Por esto, Niño Dios, me siento con el pleno derecho a pasarte mi lista de peticiones para el año 2020, en nombre de mis compatriotas en el exterior: te pedimos por favor que no nos falte el trabajito para mandar la remesa y viajar a la tierrita -así, al menos, aprovechamos el desplome del peso-; y, ya que estamos en ello, que los pasajes de avión dejen de subir. Te pedimos también que cada año lleguen más y nuevos productos latinos a las tiendas de nuestras ciudades de residencia; por ejemplo, los plátanitos maduros en bolsa transparente, porque los otros no saben igual. Te rogamos, ¡oh Divino Niño!, por más giras de los artistas colombianos -en mi caso te suplico que a Madrid venga La 33- y que Netflix siga por buen camino en cuanto a la producción de contenidos colombianos: Siempre Bruja y Frontera Verde estuvieron bien, pero que sepas que estamos hasta la coronilla de las Narconovelas.

Queremos pedir también -por los méritos de tu infancia, ya que así nada nos será negado- una serie de cuestiones un poco más… carnudas: la exoneración -o al menos reducción- del impuesto de timbre nacional para el pasaporte, que algunos sabios ya han catalogado como “arcaico y regresivo”; la posibilidad del voto digital para que los 6 millones de migrantes podamos sentirnos al fin tenidos en cuenta en la toma de decisiones que nos siguen afectando; y que nos devuelvan, al menos, la segunda curul en el Congreso, porque un solo puesto no alcanza para visibilizar y luchar por las necesidades de la diáspora colombiana, tan grande como las poblaciones de Medellín y Cali juntas, y tan diversa como nuestra cultura. 

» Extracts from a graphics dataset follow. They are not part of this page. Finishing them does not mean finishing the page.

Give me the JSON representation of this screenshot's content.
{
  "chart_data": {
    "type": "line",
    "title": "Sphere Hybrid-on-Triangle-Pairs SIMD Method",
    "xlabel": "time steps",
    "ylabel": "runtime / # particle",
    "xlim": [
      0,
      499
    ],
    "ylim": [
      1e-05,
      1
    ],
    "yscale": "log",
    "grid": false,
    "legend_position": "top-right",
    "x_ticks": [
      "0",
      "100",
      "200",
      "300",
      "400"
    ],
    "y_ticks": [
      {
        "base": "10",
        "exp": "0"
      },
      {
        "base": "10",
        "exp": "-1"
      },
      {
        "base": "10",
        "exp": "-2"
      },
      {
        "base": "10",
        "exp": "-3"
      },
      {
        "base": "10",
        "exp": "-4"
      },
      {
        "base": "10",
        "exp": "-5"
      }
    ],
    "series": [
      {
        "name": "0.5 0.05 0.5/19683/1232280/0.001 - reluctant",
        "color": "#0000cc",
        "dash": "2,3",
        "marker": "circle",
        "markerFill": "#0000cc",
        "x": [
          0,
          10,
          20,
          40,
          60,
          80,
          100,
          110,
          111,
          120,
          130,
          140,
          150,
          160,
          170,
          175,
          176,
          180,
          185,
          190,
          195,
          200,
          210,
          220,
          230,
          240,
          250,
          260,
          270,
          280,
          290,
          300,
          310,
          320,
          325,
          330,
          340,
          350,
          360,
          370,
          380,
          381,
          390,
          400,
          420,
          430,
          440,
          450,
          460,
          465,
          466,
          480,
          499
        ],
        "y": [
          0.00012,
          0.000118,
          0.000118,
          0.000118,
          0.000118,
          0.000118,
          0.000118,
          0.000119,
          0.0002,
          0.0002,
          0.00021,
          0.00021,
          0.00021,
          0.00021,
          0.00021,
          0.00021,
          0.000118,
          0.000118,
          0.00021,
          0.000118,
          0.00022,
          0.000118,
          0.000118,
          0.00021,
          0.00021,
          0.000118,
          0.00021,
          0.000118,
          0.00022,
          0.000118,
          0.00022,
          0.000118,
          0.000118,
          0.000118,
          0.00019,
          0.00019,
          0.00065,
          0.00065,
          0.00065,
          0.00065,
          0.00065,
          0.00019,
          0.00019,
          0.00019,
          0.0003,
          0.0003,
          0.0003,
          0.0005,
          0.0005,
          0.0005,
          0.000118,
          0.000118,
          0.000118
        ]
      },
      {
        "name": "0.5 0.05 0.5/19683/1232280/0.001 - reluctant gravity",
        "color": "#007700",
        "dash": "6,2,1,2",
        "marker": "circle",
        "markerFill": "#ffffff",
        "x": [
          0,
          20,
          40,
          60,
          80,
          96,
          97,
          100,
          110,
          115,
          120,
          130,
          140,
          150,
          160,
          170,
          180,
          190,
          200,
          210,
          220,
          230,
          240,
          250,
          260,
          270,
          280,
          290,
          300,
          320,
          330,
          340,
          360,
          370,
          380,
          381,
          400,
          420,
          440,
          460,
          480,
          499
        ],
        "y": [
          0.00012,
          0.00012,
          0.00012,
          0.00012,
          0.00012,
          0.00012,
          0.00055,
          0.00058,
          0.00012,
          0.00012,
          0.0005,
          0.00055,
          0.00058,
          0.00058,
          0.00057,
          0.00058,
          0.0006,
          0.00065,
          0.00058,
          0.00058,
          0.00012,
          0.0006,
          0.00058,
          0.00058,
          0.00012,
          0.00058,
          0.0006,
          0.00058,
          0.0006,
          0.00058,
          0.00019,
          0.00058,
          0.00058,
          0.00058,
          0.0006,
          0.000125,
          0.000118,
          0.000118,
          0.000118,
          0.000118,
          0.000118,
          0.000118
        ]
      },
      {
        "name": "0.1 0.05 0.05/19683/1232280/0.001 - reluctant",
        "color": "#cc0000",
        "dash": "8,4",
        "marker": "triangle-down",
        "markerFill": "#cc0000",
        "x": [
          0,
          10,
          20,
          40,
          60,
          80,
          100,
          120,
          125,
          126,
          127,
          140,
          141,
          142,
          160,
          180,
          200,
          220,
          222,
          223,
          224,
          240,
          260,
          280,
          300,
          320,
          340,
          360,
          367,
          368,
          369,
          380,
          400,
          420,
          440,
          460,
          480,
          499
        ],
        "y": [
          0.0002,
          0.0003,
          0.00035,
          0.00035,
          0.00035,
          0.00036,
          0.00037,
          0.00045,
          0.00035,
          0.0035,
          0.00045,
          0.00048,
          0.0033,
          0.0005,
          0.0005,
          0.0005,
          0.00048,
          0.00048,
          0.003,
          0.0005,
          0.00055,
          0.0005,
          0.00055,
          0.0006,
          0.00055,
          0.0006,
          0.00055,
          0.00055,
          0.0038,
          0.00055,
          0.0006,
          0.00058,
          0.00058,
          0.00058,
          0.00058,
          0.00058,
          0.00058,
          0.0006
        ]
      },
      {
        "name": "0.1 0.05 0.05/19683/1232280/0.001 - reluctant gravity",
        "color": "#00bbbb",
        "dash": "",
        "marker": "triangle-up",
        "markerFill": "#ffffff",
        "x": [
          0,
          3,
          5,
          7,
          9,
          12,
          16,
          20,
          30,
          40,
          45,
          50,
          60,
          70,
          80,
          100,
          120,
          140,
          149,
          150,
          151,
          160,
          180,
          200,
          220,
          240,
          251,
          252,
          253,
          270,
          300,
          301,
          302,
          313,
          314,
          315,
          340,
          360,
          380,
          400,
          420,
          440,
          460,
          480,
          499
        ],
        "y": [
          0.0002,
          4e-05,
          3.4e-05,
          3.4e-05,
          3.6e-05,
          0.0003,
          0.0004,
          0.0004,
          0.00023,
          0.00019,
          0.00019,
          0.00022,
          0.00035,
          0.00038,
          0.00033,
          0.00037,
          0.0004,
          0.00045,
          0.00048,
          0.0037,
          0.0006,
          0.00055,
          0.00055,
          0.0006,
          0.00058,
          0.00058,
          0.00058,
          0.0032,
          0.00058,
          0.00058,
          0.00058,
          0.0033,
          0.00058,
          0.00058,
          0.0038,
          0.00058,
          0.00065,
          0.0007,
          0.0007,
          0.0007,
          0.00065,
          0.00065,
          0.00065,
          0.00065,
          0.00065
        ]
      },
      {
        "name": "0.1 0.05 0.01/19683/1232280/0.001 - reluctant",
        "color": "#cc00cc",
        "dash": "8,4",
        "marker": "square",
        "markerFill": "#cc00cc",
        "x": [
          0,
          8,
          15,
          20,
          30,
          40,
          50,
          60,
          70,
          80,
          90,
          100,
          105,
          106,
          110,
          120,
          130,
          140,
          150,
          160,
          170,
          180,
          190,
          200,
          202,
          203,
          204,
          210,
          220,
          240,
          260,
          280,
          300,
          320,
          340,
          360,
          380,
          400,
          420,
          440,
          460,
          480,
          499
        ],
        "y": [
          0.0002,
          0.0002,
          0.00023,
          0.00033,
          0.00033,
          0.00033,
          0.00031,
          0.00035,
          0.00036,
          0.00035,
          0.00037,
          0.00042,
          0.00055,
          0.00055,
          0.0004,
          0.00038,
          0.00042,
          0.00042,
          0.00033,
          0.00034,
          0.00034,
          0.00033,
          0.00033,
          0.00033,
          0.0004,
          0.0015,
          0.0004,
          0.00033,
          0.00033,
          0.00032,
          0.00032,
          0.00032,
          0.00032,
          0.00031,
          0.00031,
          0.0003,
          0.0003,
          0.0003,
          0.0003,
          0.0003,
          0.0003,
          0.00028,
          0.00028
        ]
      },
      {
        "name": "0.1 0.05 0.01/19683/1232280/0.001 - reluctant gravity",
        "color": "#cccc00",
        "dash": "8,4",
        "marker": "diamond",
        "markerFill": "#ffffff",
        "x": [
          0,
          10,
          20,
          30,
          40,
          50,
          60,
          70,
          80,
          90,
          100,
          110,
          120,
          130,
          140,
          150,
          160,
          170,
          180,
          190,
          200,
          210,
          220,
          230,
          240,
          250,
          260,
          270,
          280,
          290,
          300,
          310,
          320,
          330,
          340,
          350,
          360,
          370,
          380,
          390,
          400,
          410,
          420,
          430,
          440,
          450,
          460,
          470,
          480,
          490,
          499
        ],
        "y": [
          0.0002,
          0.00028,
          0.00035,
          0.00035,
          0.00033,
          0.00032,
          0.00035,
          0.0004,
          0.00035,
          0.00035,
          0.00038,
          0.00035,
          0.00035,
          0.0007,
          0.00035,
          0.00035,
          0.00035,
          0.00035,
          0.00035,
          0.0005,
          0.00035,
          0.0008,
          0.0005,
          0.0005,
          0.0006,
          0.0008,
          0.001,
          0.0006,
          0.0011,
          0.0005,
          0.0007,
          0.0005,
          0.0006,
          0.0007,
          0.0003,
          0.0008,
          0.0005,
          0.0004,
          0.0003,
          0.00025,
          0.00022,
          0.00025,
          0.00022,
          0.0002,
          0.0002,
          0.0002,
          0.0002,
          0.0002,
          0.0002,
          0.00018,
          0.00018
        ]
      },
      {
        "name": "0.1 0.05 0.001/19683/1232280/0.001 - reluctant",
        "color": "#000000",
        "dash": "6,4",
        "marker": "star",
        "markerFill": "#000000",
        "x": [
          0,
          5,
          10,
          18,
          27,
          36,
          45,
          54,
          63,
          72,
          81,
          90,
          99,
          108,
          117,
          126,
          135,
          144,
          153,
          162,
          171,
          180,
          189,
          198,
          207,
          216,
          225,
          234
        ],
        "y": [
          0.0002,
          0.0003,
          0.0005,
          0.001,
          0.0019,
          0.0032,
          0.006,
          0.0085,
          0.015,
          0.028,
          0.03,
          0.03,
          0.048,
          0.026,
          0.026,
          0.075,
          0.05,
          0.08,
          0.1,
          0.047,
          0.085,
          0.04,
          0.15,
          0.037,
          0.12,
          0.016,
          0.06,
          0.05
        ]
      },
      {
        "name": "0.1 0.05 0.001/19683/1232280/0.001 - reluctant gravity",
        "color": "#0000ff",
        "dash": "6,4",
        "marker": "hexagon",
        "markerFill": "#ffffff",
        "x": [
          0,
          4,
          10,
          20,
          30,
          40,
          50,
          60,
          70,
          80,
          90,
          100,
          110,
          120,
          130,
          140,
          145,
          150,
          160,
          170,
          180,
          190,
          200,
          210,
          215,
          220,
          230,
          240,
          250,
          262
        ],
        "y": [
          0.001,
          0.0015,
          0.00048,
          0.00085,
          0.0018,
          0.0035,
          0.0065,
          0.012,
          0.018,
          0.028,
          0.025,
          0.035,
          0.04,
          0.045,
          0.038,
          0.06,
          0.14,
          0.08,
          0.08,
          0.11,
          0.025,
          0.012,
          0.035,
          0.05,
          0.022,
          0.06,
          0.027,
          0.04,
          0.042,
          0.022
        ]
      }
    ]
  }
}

No te pedimos este año -aunque ‘te lo dejamos caer’- el reglamentar -de una berraca vez- la Ley 1465 de 2011 o ‘Ley que regula el Sistema Nacional de Migraciones de Colombia para cumplir con objetivos prioritarios como la Conformación de la Mesa Nacional de la Sociedad Civil para las Migraciones y la creación del Viceministerio para las Migraciones y el Desarrollo con autonomía y presupuesto propio’… Eso ya se te sale de las manos hasta a ti, Divino Niño. Lo que sí incluimos, si no es mucho pedir, es ser tenidos en cuenta dentro del Pacto por Colombia, a ver si dejamos de ser como la prima lejana que solo se recuerda cuando va de vacaciones con ganas de gastar y cargada de regalos, porque eso de que el 17 de diciembre es el ‘Día Nacional del Colombiano Migrante’, no acaba de convencernos. 

Llenos de confianza en vos, ¡oh, Jesús!, que eres la misma verdad, venimos a exponerte toda nuestra miseria. Concédenos por los méritos infinitos de tu encarnación y de tu infancia, al menos alguna de las gracias de las cuales necesitamos tanto: sabiduría para nuestros gobernantes -aunque parezca oxímoron- para que no se desmorone el Acuerdo de Paz; aguante a los valientes manifestantes en Colombia que siguen saliendo con sus cacerolas a hacer bulla hasta que nos paren bolas, y disentería a los que salen con un martillo a romper los bienes públicos: como quien dice, ni tanta oveja arisca, ni mucho cordero manso. Ya entrados en gastos, y si tienes tiempo, suplicamos que ciertos mandatarios de extrema derecha -xenófobos, misóginos y encima brutos- sufran un impeachment, una experiencia religiosa o cualquier cosa que los aleje del poder.

Nos entregamos a ti, ¡oh, Niño omnipotente!, seguros de que no quedará frustrada nuestra esperanza, y de que en virtud de vuestra divina promesa acogerás y despacharás favorablemente nuestra súplica. Amén.